The study sample included N=235 subjects enrolled with informed consent, who completed PSG studies with simultaneously recorded PPG signals using wearable single-channel PPG devices, and had >4-hours of adequate data. Demographics including Age, Sex, Skin Pigmentation, BMI, ESS, confounding conditions and medications, and OSA severity were reported. The gold-standard comparative benchmark was collected by constructing a 2/3 majority scoring panel (MSP) utilizing 3 Registered Polysomnographic Technologist (RPSGT).
During scoring, each of the 3 clinicians independently applied the standards of practice defined in the AASM Manual for the Scoring of Sleep and Associated Events and scored the PSG sleep test to completion. The gold-standard sleep staging was then constructed by taking the majority scored sleep stage in each 30 second epoch (i.e. the sleep stage agreed upon by at least 2/3 RPSGTs in each epoch). Taking into account inter-scorer reliability and the fidelity of the PPG signal, the five commonly used sleep stages were reduced to Wake, Light Non-REM (N1 + N2), Deep Non-REM (N3), and REM, as commonly acceptable for wearable sleep tracking devices. Performance was evaluated utilizing epoch-by-epoch sleep staging agreement. Sensitivity and Specificity were calculated for every sleep stage by aggregating the epochs and comparing each epoch’s AI generated sleep stage label with its concurrent gold-standard label.
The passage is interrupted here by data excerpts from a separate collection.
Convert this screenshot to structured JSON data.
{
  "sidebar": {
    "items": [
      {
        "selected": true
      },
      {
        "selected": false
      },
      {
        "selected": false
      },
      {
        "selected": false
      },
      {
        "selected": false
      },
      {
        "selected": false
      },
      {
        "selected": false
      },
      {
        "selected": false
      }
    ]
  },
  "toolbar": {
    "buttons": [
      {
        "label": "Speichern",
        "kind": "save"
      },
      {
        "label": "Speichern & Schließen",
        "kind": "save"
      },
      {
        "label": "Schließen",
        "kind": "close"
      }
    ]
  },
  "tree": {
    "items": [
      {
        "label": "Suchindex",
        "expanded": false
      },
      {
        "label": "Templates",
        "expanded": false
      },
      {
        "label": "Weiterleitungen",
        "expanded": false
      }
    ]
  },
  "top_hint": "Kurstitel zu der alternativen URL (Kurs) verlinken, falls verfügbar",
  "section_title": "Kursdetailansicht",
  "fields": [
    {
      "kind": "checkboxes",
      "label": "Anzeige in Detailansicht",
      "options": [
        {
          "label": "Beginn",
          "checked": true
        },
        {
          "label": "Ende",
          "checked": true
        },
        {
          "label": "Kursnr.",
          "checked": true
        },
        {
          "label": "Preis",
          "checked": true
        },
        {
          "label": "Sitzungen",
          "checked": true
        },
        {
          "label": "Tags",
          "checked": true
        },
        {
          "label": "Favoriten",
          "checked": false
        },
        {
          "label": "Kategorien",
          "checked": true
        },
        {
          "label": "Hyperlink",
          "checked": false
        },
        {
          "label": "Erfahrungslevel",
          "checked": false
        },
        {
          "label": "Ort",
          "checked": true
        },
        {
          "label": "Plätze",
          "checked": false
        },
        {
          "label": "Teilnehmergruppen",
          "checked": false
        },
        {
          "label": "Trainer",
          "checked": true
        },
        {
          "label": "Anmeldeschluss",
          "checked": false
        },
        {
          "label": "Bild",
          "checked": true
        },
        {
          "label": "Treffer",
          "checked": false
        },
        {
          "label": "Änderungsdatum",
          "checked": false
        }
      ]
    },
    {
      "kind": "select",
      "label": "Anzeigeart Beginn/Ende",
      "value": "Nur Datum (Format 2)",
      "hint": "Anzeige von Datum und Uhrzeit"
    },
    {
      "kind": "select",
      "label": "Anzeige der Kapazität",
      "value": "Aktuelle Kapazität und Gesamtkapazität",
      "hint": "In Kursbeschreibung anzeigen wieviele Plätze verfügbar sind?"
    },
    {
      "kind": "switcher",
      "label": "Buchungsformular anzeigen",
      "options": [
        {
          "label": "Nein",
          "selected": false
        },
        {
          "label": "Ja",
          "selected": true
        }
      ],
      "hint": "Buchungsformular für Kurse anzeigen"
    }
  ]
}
Furthermore, to evaluate the performance of the AI system’s agreement with continuous sleep indices commonly included in patient sleep reports – Total Sleep Time (TST), Sleep Efficiency (SE), Sleep Latency (SL), and Wake After Sleep Onset (WASO), Deming Regression was used to evaluate the correlation and Bland-Altman analysis was used to evaluate the level of agreement between the AI system’s calculated index and the gold-standard index. Two-sided 95% median bootstrap percentile method confidence intervals (R=2,000) were calculated for all Sensitivity, Specificity, Bland-Altman, and Deming Regression performance measures.
Results
In this study, the performance of an AI-based sleep staging system using single-channel PPG was validated against gold-standard PSG data. The table in the abstract shows that PPG-based AI sleep staging demonstrated epoch-by-epoch agreement with a sensitivity (PPA) and specificity (NPA) of 84.2%/97.5% for stage REM, 80.7%/86.7% for Light Non-REM (N1/N2), 67.9%/95.5% for Deep Non-REM (N3), and 87.8%/93.7% Wake compared to PSG sleep staging. In the figures in the abstract, the Bland-Altman results for PPG-based AI sleep staging demonstrated high agreement in sleep quality measures with an average difference of -2.7 minutes (95% CI: -4.08, -1.44) in TST, -0.50% (-0.90%, -0.30%) in SE, -8.94 minutes (-9.84, -7.56) in SL, and 8.46 minutes (7.44, 9.48) in WASO, along with high correlation for all sleep measures compared to gold-standard PSG as seen in the Deming Regression results.
Conclusion
The AI-based sleep staging system demonstrated high sensitivity and specificity across all sleep stages when compared to the gold-standard PSG. The Deming regression plots indicate strong correlations for TST, WASO, SL, and SE between the AI system and the gold-standard. Bland-Altman analyses show small mean differences and narrow limits of agreement, further validating the accuracy of the AI-based system for sleep staging. These results suggest that the AI system can be effectively used for automated sleep staging using single-channel PPG data in both clinical and consumer health technologies, thus expanding opportunities for multi-night diagnostic testing, remote longitudinal OSA therapy monitoring, and the utility of consumer sleep technologies to promote overall sleep wellness.